И он забормотал, на голову натягивая одеяло, и в голову войдя, тоскливо створкой скрипнув, покойница мать забормотала: «Храни тебя Господь узнать, сыночек. Не знало да спало, с узнану удавилось. Диаволово искушенье знать. За любопытным сатана придет с ключом от бездны, с кляпом, с цепью в рукаве. Железной цепью. Понял? Понял у меня? Запрет, чтобы не лез, куда не просят! Пойдешь, к двери приложишь ухо, черт с изнанки дверь и распахнет, да так тебя приложит по лбу, что своих забудешь»! – пообещала мать.

«Нет у меня за дверью никаких своих…» – подумал он.

А за окном звенело, тренькало, сверкало… Охапки солнечного света падали и били по стеклу, и били, били, бились. Куда-то все спешило, разлеталось, останавливалось вдруг и начиналось снова…

Все начиналось… Все сначала!

«Все опять…» – подумал он, и неприятен беспорядок был ему всего, что начиналось снова. Беспорядок дня.

Глаза слепило, даже если глаз не открывать, под веками брюзжали пятна, в странные узоры собираясь, и с разноцветным звоном рассыпались в голове.

– Смотри, что у меня! – сказала Таня. – Подзорная труба! Посмотришь и Австралию увидишь. Хочешь, хочешь посмотреть?

– Хочу, – и глаз сощурил, посмотрел в трубу.

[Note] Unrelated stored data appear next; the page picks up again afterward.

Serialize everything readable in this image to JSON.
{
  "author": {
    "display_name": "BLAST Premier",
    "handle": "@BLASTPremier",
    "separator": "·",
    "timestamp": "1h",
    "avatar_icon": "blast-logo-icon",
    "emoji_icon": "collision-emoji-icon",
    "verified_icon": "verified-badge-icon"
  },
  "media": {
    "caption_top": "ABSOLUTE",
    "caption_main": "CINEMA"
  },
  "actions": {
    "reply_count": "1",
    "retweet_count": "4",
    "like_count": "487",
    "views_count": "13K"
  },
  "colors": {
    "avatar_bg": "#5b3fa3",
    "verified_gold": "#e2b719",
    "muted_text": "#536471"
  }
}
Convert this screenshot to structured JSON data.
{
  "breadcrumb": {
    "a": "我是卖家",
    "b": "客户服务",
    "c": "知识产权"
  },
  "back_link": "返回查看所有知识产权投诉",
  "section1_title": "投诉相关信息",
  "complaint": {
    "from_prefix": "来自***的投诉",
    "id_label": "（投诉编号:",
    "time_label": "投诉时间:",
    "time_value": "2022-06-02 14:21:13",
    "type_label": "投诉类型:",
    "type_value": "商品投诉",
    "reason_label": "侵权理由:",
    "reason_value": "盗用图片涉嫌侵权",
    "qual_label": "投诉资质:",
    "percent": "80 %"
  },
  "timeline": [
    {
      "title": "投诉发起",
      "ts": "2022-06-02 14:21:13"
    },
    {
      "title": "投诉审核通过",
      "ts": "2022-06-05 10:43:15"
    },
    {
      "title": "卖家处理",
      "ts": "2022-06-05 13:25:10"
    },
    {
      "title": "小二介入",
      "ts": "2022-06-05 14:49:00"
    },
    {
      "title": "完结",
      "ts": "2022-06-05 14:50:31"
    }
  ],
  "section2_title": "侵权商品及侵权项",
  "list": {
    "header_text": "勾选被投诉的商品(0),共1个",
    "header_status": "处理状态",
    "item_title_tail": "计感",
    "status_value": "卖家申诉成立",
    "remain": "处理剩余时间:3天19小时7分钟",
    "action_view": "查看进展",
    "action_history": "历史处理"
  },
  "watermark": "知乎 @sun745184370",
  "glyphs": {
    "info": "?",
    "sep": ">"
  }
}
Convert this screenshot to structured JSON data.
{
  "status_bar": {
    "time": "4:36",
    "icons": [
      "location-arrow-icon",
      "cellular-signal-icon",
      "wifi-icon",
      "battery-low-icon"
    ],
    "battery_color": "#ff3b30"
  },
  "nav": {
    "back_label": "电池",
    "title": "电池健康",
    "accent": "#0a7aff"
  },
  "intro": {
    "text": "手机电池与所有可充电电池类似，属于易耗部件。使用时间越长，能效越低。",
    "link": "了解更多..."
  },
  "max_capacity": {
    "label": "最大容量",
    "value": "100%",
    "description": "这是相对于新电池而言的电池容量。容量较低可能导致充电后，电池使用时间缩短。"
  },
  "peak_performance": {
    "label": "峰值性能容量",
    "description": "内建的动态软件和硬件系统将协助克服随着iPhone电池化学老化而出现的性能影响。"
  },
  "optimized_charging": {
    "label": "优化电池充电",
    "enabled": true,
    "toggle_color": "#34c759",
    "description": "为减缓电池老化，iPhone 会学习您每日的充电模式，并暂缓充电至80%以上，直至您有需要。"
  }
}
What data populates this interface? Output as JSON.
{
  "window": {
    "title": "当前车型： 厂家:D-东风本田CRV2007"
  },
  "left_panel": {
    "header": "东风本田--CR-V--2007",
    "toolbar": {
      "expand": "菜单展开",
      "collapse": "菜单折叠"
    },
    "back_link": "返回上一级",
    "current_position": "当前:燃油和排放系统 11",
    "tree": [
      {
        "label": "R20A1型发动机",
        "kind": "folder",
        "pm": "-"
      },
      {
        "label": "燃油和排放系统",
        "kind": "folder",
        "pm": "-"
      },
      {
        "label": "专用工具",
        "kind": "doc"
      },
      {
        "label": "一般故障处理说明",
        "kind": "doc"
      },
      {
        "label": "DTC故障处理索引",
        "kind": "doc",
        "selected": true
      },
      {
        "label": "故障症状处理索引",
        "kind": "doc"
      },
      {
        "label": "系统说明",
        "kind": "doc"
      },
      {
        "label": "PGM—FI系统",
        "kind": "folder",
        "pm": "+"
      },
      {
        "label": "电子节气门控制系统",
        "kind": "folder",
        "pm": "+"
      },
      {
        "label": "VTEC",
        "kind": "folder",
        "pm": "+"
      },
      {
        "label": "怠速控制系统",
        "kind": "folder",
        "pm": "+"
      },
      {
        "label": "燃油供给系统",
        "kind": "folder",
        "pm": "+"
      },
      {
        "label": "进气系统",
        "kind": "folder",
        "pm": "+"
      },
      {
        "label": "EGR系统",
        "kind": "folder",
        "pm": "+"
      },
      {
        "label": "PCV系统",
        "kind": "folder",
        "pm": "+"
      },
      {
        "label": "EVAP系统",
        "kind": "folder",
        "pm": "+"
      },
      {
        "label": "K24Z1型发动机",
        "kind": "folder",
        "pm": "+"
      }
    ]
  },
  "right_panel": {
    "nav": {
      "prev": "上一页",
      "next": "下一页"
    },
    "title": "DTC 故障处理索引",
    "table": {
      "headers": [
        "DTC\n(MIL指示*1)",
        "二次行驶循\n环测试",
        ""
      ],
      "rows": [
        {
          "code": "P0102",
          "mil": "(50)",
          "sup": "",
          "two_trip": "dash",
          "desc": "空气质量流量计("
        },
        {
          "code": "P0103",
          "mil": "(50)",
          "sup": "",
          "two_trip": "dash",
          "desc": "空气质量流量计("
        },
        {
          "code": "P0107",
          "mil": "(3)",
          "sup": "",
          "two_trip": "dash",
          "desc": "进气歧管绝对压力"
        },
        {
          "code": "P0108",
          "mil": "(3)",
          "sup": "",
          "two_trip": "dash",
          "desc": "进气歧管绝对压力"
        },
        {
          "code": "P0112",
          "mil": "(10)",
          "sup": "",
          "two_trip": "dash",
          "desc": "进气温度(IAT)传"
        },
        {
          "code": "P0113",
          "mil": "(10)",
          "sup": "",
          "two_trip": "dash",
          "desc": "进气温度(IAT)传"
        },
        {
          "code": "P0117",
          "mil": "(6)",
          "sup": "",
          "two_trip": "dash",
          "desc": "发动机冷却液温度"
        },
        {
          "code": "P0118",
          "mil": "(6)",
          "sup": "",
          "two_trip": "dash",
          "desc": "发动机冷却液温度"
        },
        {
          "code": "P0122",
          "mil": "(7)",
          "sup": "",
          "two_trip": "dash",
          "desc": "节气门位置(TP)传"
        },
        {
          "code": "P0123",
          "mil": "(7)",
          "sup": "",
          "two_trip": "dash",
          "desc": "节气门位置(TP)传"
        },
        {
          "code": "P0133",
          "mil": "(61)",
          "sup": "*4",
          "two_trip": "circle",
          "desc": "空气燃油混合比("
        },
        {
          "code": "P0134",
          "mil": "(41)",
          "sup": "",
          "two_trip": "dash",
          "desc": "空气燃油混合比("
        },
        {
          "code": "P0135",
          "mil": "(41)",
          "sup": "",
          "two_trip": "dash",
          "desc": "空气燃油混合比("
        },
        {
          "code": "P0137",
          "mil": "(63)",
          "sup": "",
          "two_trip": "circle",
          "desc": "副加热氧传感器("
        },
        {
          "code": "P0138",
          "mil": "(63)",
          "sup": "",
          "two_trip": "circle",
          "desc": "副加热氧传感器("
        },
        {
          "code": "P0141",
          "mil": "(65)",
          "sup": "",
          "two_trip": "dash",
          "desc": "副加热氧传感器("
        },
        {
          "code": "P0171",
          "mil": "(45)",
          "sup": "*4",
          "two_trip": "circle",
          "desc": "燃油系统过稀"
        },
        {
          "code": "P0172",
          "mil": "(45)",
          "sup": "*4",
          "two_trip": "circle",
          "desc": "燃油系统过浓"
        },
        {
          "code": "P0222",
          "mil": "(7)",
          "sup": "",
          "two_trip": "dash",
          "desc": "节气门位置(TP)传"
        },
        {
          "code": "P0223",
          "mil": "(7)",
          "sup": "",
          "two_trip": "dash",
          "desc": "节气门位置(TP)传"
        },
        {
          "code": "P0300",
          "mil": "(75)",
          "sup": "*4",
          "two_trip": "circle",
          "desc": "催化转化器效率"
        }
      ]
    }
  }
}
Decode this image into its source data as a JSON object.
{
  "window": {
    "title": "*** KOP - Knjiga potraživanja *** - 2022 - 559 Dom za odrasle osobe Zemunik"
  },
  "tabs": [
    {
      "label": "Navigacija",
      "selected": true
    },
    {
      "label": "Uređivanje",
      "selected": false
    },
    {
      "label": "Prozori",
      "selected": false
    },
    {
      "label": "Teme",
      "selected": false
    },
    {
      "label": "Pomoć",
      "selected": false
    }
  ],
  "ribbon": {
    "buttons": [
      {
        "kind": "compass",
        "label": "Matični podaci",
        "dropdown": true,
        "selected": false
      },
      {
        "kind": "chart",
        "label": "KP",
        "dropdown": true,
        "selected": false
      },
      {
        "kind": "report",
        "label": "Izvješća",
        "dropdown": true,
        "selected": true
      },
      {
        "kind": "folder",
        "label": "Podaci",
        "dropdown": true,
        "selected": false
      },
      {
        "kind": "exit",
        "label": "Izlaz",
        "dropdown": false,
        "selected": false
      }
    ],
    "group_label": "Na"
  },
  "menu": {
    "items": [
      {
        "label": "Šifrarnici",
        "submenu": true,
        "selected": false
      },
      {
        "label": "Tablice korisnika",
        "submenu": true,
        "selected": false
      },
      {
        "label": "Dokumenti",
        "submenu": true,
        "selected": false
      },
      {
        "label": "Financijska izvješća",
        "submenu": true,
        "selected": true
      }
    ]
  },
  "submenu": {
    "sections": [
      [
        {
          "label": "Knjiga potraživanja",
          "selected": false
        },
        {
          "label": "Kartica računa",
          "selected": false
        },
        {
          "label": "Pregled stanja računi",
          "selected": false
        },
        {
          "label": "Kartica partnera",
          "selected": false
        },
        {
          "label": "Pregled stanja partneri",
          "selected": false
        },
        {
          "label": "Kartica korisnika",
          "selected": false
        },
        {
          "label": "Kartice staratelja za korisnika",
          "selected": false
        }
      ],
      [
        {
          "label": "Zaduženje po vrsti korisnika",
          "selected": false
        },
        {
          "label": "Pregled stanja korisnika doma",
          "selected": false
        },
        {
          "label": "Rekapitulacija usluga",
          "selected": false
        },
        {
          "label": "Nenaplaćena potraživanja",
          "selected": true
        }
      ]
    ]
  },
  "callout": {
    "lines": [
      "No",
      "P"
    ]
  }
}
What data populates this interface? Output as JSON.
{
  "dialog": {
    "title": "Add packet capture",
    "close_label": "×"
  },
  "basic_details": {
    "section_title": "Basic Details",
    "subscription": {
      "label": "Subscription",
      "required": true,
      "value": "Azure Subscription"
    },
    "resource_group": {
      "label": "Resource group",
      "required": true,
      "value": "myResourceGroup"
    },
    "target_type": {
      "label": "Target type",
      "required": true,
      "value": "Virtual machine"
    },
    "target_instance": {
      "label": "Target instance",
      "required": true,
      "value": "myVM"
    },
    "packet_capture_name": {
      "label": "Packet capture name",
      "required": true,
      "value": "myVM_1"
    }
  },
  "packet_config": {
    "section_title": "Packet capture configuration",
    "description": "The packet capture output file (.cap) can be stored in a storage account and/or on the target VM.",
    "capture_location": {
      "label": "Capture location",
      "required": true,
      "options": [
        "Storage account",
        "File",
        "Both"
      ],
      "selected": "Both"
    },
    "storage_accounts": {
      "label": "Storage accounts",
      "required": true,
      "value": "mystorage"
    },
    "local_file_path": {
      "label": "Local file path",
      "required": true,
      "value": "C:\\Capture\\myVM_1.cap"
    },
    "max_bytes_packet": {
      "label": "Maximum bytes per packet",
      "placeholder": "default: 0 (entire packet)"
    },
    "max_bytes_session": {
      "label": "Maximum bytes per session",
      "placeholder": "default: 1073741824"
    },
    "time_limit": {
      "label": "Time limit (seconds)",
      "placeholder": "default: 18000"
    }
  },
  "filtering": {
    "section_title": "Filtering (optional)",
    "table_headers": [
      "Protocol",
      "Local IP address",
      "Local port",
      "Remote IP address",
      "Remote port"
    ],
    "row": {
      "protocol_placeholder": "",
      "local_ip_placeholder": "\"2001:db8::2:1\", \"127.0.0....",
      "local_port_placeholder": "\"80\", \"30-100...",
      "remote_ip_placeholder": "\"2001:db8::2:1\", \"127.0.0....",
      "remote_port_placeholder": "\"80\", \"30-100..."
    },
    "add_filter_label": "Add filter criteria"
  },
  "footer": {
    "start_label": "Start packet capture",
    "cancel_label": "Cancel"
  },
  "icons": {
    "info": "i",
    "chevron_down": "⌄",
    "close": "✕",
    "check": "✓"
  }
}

Он раньше и не мог себе подумать, чтоб такая красивая Австралия была.

– Крути!

Австралия рассыпалась на тысячи осколков, и снова собралась в стеклянный разноцветный сказочный фонарь.

– Ого…

– А то!

– Что, Шишкин, кенгуру в калейдоскопе ищешь? – спросил Бобрыкин ненавистный, ненавистный! И Шишин вздрогнул, выронил трубу. Внутри разбилось, сухо застучали друг о дружку Австралии разбившейся куски.

Он сел в постели, руками в голову вцепился и потряс, вытряхивая, если что осталось, мусор, как мать вытряхивала из карманов дрянь. «Набьет карманы дрянью, дрянь такая» – вытряхивая из карманов, говорила мать.

Седая пыль взлетела, закружилась. В асфальтовых поддонах улиц испарялись облака, стекло пекло невыносимо. Серая, как моль, царапалась подушка, стеклянные осколки глухо перекатывались в голове.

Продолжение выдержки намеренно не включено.